Predicting cryptic ligand binding sites based on normal modes guided
conformational sampling
Abstract
To greatly expand the druggable genome, fast and accurate predictions of
cryptic sites for small molecules binding in target proteins are in high
demand. In this study, we have developed a fast and simple
conformational sampling scheme guided by normal modes solved from the
coarse-grained elastic models followed by atomistic backbone refinement
and sidechain repacking.
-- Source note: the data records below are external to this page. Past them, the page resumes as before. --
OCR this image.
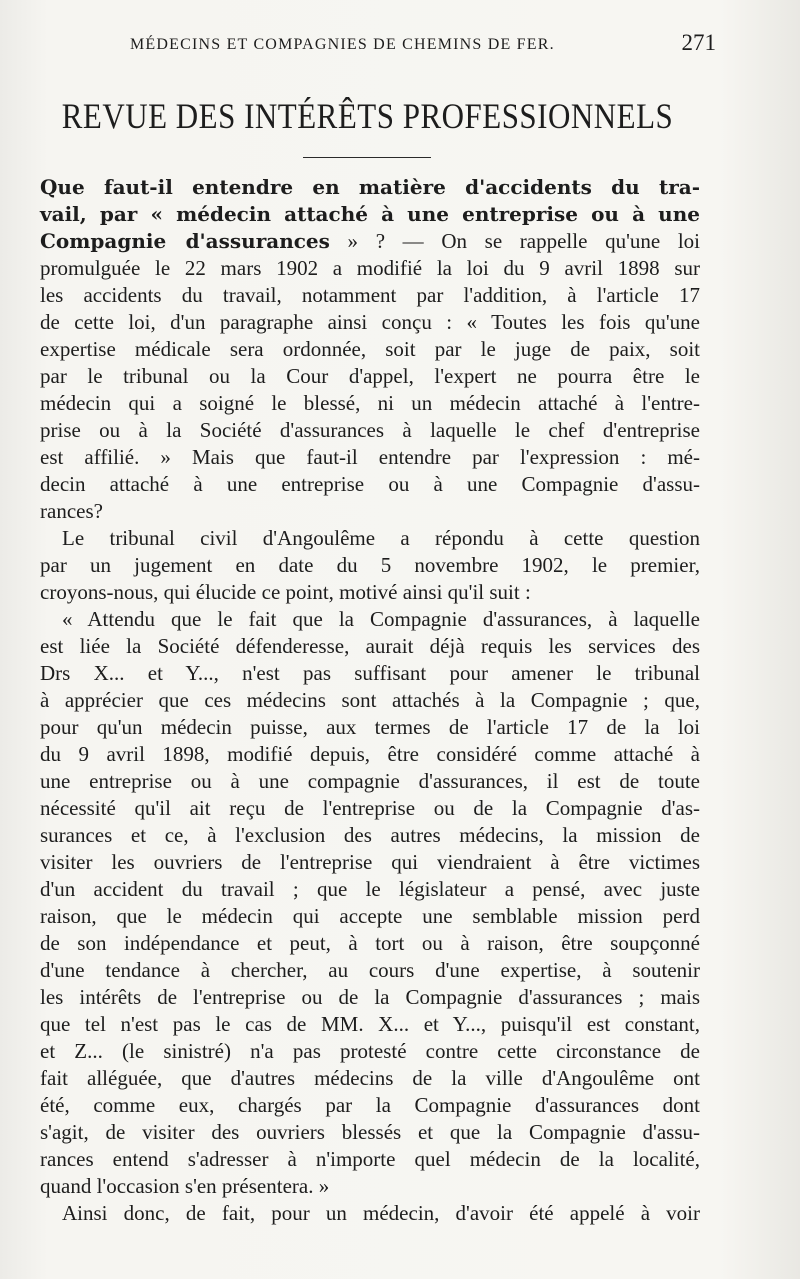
MÉDECINS ET COMPAGNIES DE CHEMINS DE FER.	271
REVUE DES INTÉRÊTS PROFESSIONNELS
Que faut-il entendre en matière d'accidents du tra-
vail, par « médecin attaché à une entreprise ou à une
Compagnie d'assurances » ? — On se rappelle qu'une loi
promulguée le 22 mars 1902 a modifié la loi du 9 avril 1898 sur
les accidents du travail, notamment par l'addition, à l'article 17
de cette loi, d'un paragraphe ainsi conçu : « Toutes les fois qu'une
expertise médicale sera ordonnée, soit par le juge de paix, soit
par le tribunal ou la Cour d'appel, l'expert ne pourra être le
médecin qui a soigné le blessé, ni un médecin attaché à l'entre-
prise ou à la Société d'assurances à laquelle le chef d'entreprise
est affilié. » Mais que faut-il entendre par l'expression : mé-
decin attaché à une entreprise ou à une Compagnie d'assu-
rances?
Le tribunal civil d'Angoulême a répondu à cette question
par un jugement en date du 5 novembre 1902, le premier,
croyons-nous, qui élucide ce point, motivé ainsi qu'il suit :
« Attendu que le fait que la Compagnie d'assurances, à laquelle
est liée la Société défenderesse, aurait déjà requis les services des
Drs X... et Y..., n'est pas suffisant pour amener le tribunal
à apprécier que ces médecins sont attachés à la Compagnie ; que,
pour qu'un médecin puisse, aux termes de l'article 17 de la loi
du 9 avril 1898, modifié depuis, être considéré comme attaché à
une entreprise ou à une compagnie d'assurances, il est de toute
nécessité qu'il ait reçu de l'entreprise ou de la Compagnie d'as-
surances et ce, à l'exclusion des autres médecins, la mission de
visiter les ouvriers de l'entreprise qui viendraient à être victimes
d'un accident du travail ; que le législateur a pensé, avec juste
raison, que le médecin qui accepte une semblable mission perd
de son indépendance et peut, à tort ou à raison, être soupçonné
d'une tendance à chercher, au cours d'une expertise, à soutenir
les intérêts de l'entreprise ou de la Compagnie d'assurances ; mais
que tel n'est pas le cas de MM. X... et Y..., puisqu'il est constant,
et Z... (le sinistré) n'a pas protesté contre cette circonstance de
fait alléguée, que d'autres médecins de la ville d'Angoulême ont
été, comme eux, chargés par la Compagnie d'assurances dont
s'agit, de visiter des ouvriers blessés et que la Compagnie d'assu-
rances entend s'adresser à n'importe quel médecin de la localité,
quand l'occasion s'en présentera. »
Ainsi donc, de fait, pour un médecin, d'avoir été appelé à voir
Despite the observations of complex and diverse
conformational changes associated with ligand binding, we found that
simply sampling along each of the lowest 30 modes is near optimal for
adequately restructuring cryptic sites so they can be detected by
existing pocket finding programs like fpocket and concavity. We further
trained machine-learning protocols to optimize the combination of the
sampling-enhanced pocket scores with other dynamic and conservation
scores, which only slightly improved the performance. As assessed based
on a training set of 84 known cryptic sites and a test set of 14
proteins, our method achieved high accuracy of prediction (with area
under the receiver operating characteristic curve > 0.8)
comparable to the CryptoSite server. Compared with CryptoSite and other
methods based on extensive molecular dynamics simulation, our method is
much faster (1-2 hours for an average-size protein) and simpler (using
only pocket scores), so it is suitable for high-throughput processing of
large datasets of protein structures at the genome scale.